There isn't a single author on the novelette shortlist whom I would be sorry to see win the Hugo, though I wouldn't like "Dark Integers" to take the prize. All of the other pieces have done enough to earn their spot on the shortlist and maybe even a win, but in the end "The Merchant and the Alchemist's Gate" is in a league of its own. This isn't just the best novelette of the year, but one of the best pieces of genre short fiction in several years, and probably destined for classic status alongside Chiang's "Story of Your Life" (and John Crowley's "Great Work of Time," another contemplative time travel story which "Alchemist" strongly reminded me of). I have no doubt that Chiang, who has already gathered up a Nebula for "Alchemist," will triumph at the Hugos as well, and this win will be an even greater credit to him for being over such a strong and impressive field.

Comments

Anonymous said…
While I would rank the short story candidates in exactly the same order you did, with the same strong preference for MacLeod as the winner, I differ from you in the novelettes in one key way -- I'd invert the Egan novelettes. I found the rest of "Glory" so entirely anticlimactic -- really, quite flat -- after the impressive opening, that it just didn't close the deal for me, but I was very impressed throughout with "Dark Integers". (And I recently reread "Luminous", and found to some surprise that I thought "Dark Integers" rather better than its prequel.)

I also can't put "The Merchant and the Alchemist's Gate" so clearly at the top.

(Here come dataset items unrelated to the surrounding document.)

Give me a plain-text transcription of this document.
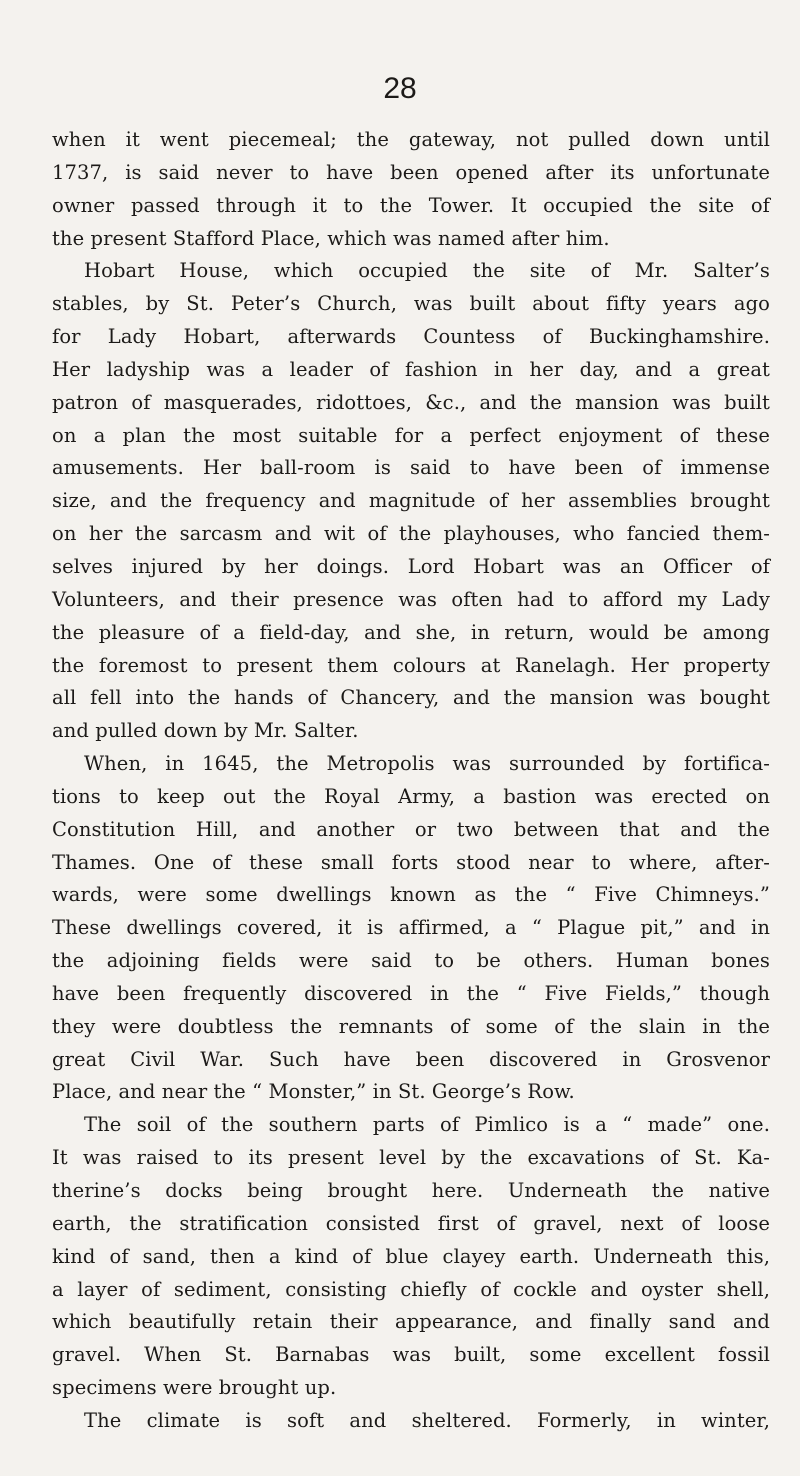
28
when it went piecemeal; the gateway, not pulled down until
1737, is said never to have been opened after its unfortunate
owner passed through it to the Tower. It occupied the site of
the present Stafford Place, which was named after him.
Hobart House, which occupied the site of Mr. Salter’s
stables, by St. Peter’s Church, was built about fifty years ago
for Lady Hobart, afterwards Countess of Buckinghamshire.
Her ladyship was a leader of fashion in her day, and a great
patron of masquerades, ridottoes, &c., and the mansion was built
on a plan the most suitable for a perfect enjoyment of these
amusements. Her ball-room is said to have been of immense
size, and the frequency and magnitude of her assemblies brought
on her the sarcasm and wit of the playhouses, who fancied them-
selves injured by her doings. Lord Hobart was an Officer of
Volunteers, and their presence was often had to afford my Lady
the pleasure of a field-day, and she, in return, would be among
the foremost to present them colours at Ranelagh. Her property
all fell into the hands of Chancery, and the mansion was bought
and pulled down by Mr. Salter.
When, in 1645, the Metropolis was surrounded by fortifica-
tions to keep out the Royal Army, a bastion was erected on
Constitution Hill, and another or two between that and the
Thames. One of these small forts stood near to where, after-
wards, were some dwellings known as the “ Five Chimneys.”
These dwellings covered, it is affirmed, a “ Plague pit,” and in
the adjoining fields were said to be others. Human bones
have been frequently discovered in the “ Five Fields,” though
they were doubtless the remnants of some of the slain in the
great Civil War. Such have been discovered in Grosvenor
Place, and near the “ Monster,” in St. George’s Row.
The soil of the southern parts of Pimlico is a “ made” one.
It was raised to its present level by the excavations of St. Ka-
therine’s docks being brought here. Underneath the native
earth, the stratification consisted first of gravel, next of loose
kind of sand, then a kind of blue clayey earth. Underneath this,
a layer of sediment, consisting chiefly of cockle and oyster shell,
which beautifully retain their appearance, and finally sand and
gravel. When St. Barnabas was built, some excellent fossil
specimens were brought up.
The climate is soft and sheltered. Formerly, in winter,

I certainly wouldn't be disappointed by a win for it, but neither would a win for any other story (save "Glory") disappoint me -- each does something different, and does it very well.

As always, these reviews are a highlight. Thanks for doing them!

--
Rich Horton
Anonymous said…
I actually have to agree with Rich - I loved Dark Integers, as an opportunity to read more about the "Luminous" world, and as a story in itself, whereas the only thing I thought was great about "Glory" was the astounding introduction - after that it just failed to do anything in terms of storytelling (and I'm a huge Egan fan).

I would very much prefer "Finisterra" to win, but would certainly not object to "The Merchant and the Alchemist's Gate"!

Oh - and thanks for doing these reviews, great work as usual!